Выбрать главу

Допрашивал сам помощник коменданта капитан Брюнне. Он сидел не за столом, где были все кнопки сигнализации, а рядом. За его столом сидел новый переводчик, фельдфебель Шютце. Всматривался в болезненное, измученное лицо пожилого человека. «Бременский Сергей велел» — не выходило из головы. Что это даст несчастному, если этот допрос у него последний.

Капитан ставил вопрос нарочито громче, чем это было нужно. Старому подпольщику нетрудно было понять, что этот допрос делается «за диван». Да, он действительно старый коммунист, но немецкой, а не какой-то другой компартии. Компартия существует еще с 1918 года. Ничего удивительного в том, что и он, молодой рабочий бременской судоверфи, через два года тоже стал членом той рабочей партии... В забастовках? Конечно же, участвовал и в забастовках наравне с другими работниками. И в испанских событиях тоже принимал участие вместе с несколькими сотнями немецких коммунистов, конечно! Солидарность... Почему переходил границу? Бердгавер ни на секунду не задумывался, четко отвечая на каждый вопрос. Все тогда бежали в эмиграцию, потому что на родине было гонение на коммунистов. Франция тоже выселяла. Надо было куда-то деваться, где-то пересидеть тревожное время. Но уже через несколько месяцев он вернулся на родину, сначала в Рур, в Кельн, потом снова, в Бремен и, наконец, в глубокое подполье.

Арестованному показали несколько фото. Капитан уже который раз вытирал обильный нервный пот на лбу. А Бердгавер спокойно любовался снимками. Вот женщина с ребенком — для Шютце тоже были интересны те фото, охотно их рассматривал. Затем та же девчонка в форме воспитанницы детского дома, студентка, взрослая женщина, похожая на свою мать...

Помощник коменданта всматривался в лицо, особенно в глаза коммуниста. Хотел уловить хотя бы какое-то движение, трепет век, брови, перемену в глазах. Коммунист просматривал фото, долго останавливаясь на каждом из них. Иногда казалось, что и забывал, где он, что с ним. Но ни капитан, ни Шютце не поймали ни одного предательского дрожания в нерве глаза, из чего можно было бы сделать какие-то выводы. Только когда с последнего фото на коммуниста глянуло веселое дитя в коротенькой сорочке, он резче перевернул его, прочитал почти вслух: «Ниночка». Что-то вроде предало его. Бердгавер шелохнулся. Но только чтобы спросить:

— Это что же, та самая девушка в детстве?

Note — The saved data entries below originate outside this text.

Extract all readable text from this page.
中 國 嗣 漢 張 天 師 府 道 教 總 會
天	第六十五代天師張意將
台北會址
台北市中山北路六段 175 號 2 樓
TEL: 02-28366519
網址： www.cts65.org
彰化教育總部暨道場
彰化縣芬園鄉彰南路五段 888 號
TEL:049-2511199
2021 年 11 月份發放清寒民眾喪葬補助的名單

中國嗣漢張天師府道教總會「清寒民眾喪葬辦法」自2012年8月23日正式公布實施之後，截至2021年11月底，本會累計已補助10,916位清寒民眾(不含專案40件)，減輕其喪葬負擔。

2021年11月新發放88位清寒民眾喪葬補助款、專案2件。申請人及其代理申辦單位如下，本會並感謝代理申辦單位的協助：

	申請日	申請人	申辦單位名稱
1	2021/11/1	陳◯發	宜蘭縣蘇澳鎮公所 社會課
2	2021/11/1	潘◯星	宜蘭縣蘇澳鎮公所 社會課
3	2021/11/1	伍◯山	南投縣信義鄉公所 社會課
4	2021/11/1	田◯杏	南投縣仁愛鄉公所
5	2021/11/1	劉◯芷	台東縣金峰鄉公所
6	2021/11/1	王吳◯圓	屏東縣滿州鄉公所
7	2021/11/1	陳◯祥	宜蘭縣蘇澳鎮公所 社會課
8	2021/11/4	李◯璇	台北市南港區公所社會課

— Нет, это... «Варшава, сила Сергея», или твоя внучка, предатель! — не выдержал капитан.

Бердгавер раскатисто засмеялся, положив все фото на стол.

— Спасибо за культурное развлечение, — спокойно сказал. То, что палачи до сих пор не знали нового пароля, пользовались старым, особенно его порадовало.

Чиновник пограничной службы в смежной комнате только внутренне шевельнулся, когда Брюнне так четко произнес тот старый пароль. Рукой вытер пот со лба, чувствовал, как млеют ноги, как заныло в груди от напряжения, когда слушал тот прекрасно заученный для многочисленных допросов рассказ старого коммуниста, наблюдал его спокойствие и уверенность. Все так несомненно и так просто! Бесспорно, следователи тоже понимают его спокойную уверенность. Но это же подсказало, что именно очная ставка с ним, пограничником, должна кардинально решить судьбу Жозефа Бердгавера.

До самого утра Шютце так и не мог заснуть, вернувшись после допроса. Голова трещала от тысячи проблем, так неожиданно надвинувшихся за эти несколько дней. Возвращаясь с допроса в общежитие, где должен был временно поселиться, неожиданно встретил того же адъютанта.

— Конечно же, узнали бременца?

Адъютант внезапно оглянулся на него — теперь его взгляд был живым, а не мертво служебным, как до этого. Двое эсэсовцев при нем козырнули Шютце и поспешили в другом направлении. Только отходя, адъютант повернул голову, тихо по-заговорщицки сказал:

— Конечно же, узнал Бердгавера, как Сергей велел, прошу не беспокоиться... — и исчез в сером мраке.

...Предутренняя тревога в лагере не показалась чем-то ненормальным для такого заведения. Шютце заставлял себя же заснуть. Но разве заснешь, когда голову тревожила та сакраментальная фраза, которую услышал уже из уст молодого комендантского адъютанта. Проснулись все в комнате, заговорили, чертыхались себе в кулак.

— Алярм! — проорал часовой, отклонив двери и сразу стремительно хлопнув ими. В следующее мгновение дверь бурей растворились и в комнату вскочили несколько вооруженных часовых концлагеря.

— Шютце! — крикнул старший еще с порога.